Custom conda environment does not allow jobs to execute

How severe does this issue affect your experience of using Ray?

  • High: It blocks me to complete my task.

Hello,

I have the following situation:

I use this file to start up a ray-cluster:

cluster_name: test2
max_workers: 2
upscaling_speed: 1.0

docker:
    image: rayproject/ray:latest-cpu
    container_name: "ray_container"
    pull_before_run: False
    run_options:
        - --ulimit nofile=65536:65536
idle_timeout_minutes: 5

provider:
    type: azure
    location: westeurope
    resource_group: testing-ray-training
    cache_stopped_nodes: False
auth:
    ssh_user: ubuntu
    ssh_private_key: ~/.ssh/id_rsa
    ssh_public_key: ~/.ssh/id_rsa.pub
available_node_types:
    ray.head.default:
        resources: {"CPU": 2}
        node_config:
            azure_arm_parameters:
                vmSize: Standard_D2ads_v5
                imagePublisher: microsoft-dsvm
                imageOffer: ubuntu-1804
                imageSku: 1804-gen2
                imageVersion: latest

    ray.worker.default:
        min_workers: 0
        max_workers: 2
        resources: {"CPU": 2}
        node_config:
            azure_arm_parameters:
                vmSize: Standard_D2ads_v5
                imagePublisher: microsoft-dsvm
                imageOffer: ubuntu-1804
                imageSku: 1804-gen2
                imageVersion: latest
                priority: Spot

head_node_type: ray.head.default

file_mounts: {
     "~/.ssh/id_rsa.pub": "~/.ssh/id_rsa.pub",
     "~/conda_environment.yaml": "/home/testuser/environment.yaml"
}
cluster_synced_files: []

file_mounts_sync_continuously: False

rsync_exclude:
    - "**/.git"
    - "**/.git/**"

rsync_filter:
    - ".gitignore"

initialization_commands:
    # enable docker setup
    - sudo usermod -aG docker $USER || true
    - sleep 10  # delay to avoid docker permission denied errors
    # get rid of annoying Ubuntu message
    - touch ~/.sudo_as_admin_successful

setup_commands: []
#    - conda env create --name=testing --file=~/conda_environment.yaml
#    - conda activate testing

head_setup_commands:
    - conda env create --name=testing --file=~/conda_environment.yaml

worker_setup_commands:
    - conda env create --name=testing --file=~/conda_environment.yaml


head_start_ray_commands:
    - ray stop
    - ray start --head --port=6379 --object-manager-port=8076 --autoscaling-config=~/ray_bootstrap_config.yaml

worker_start_ray_commands:
    - ray stop
    - ray start --address=$RAY_HEAD_IP:6379 --object-manager-port=8076

head_node: {}
worker_nodes: {}

This will setup a cluster with one head and optional 2 workers.
Now I submit a job to it using python submit.py, where submit.py is the following file:

import testing
from ray.job_submission import JobSubmissionClient


client = JobSubmissionClient("http://127.0.0.1:8265")

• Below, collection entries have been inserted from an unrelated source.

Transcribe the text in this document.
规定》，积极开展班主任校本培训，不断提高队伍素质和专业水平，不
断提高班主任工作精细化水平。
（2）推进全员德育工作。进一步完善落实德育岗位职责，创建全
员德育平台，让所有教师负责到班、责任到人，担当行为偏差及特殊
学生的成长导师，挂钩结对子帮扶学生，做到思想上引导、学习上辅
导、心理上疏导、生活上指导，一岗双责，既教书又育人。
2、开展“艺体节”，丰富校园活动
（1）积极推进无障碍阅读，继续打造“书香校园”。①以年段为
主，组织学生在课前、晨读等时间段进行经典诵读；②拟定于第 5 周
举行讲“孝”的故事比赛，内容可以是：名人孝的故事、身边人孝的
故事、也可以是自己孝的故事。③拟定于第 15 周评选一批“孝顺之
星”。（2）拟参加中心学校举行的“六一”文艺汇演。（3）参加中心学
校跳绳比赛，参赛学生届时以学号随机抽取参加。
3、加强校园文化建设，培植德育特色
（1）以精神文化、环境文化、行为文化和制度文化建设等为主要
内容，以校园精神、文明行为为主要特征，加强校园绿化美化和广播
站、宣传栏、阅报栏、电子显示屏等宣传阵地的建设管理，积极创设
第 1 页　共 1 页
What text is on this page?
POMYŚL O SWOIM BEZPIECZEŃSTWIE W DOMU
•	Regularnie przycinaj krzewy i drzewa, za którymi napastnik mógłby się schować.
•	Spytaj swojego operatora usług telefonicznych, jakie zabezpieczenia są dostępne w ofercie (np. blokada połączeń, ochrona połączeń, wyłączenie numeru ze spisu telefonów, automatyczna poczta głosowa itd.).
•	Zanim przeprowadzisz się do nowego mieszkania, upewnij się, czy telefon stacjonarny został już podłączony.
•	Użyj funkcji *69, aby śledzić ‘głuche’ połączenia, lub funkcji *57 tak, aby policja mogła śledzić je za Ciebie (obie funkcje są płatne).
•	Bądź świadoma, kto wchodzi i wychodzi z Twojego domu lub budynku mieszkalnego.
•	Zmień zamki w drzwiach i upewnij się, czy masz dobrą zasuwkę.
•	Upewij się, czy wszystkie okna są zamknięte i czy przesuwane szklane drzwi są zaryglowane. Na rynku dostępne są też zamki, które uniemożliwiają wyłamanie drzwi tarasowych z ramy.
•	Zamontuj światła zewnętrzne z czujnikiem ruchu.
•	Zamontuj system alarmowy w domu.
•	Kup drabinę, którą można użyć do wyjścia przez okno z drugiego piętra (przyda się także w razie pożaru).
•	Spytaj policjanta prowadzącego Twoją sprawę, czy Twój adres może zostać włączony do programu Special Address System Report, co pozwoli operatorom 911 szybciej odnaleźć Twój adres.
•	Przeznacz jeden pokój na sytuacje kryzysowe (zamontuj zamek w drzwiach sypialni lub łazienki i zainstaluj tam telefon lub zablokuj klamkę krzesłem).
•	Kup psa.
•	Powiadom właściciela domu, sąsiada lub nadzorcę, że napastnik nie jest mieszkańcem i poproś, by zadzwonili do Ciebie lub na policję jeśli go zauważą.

job_id = client.submit_job(
    # Entrypoint shell command to execute
    entrypoint='python ray_example.py',
    # Runtime environment for the job, specifying a working directory and pip package
    runtime_env={
      'py_modules': [testing],
      'working_dir': './'
    }
)

where ray_example.py is a simple python script using ray:

import time
import socket
import ray
from pprint import pprint

@ray.remote
def f(x):
  time.sleep(x)
  return socket.gethostname()


def test(num_operations: int):
  start = time.time()
  run = [f.remote(1) for _ in range(num_operations)]
  res = ray.get(run)
  end = time.time()
  print('duration in seconds (verbose):', end - start)
  counts = {x: res.count(x) for x in res}
  print(counts)


if __name__ == '__main__':
  import os
  os.system('pwd')
  ray.init(address='auto')
  print("Ray was initialized")
  pprint(ray.nodes())
  test(200)
  pprint(ray.nodes())
  ray.shutdown()

  print("Ray was shut down")

All of this works.

Now, when I want to use my conda environment, which I set up as part of the installation setup_script for the head and workers, I change the runtime_env variable in submit.py to

    runtime_env={
      'py_modules': [testing],
      'working_dir': './',
     'conda': 'testing'
    }

I did check, that this environment exists on the head with ray attach. I cannot check if it exists on the workers.
If I now submit the job again with that change, my submitted job stays as status='PENDING' forever, when I run ray job list --address="http://127.0.0.1:8265".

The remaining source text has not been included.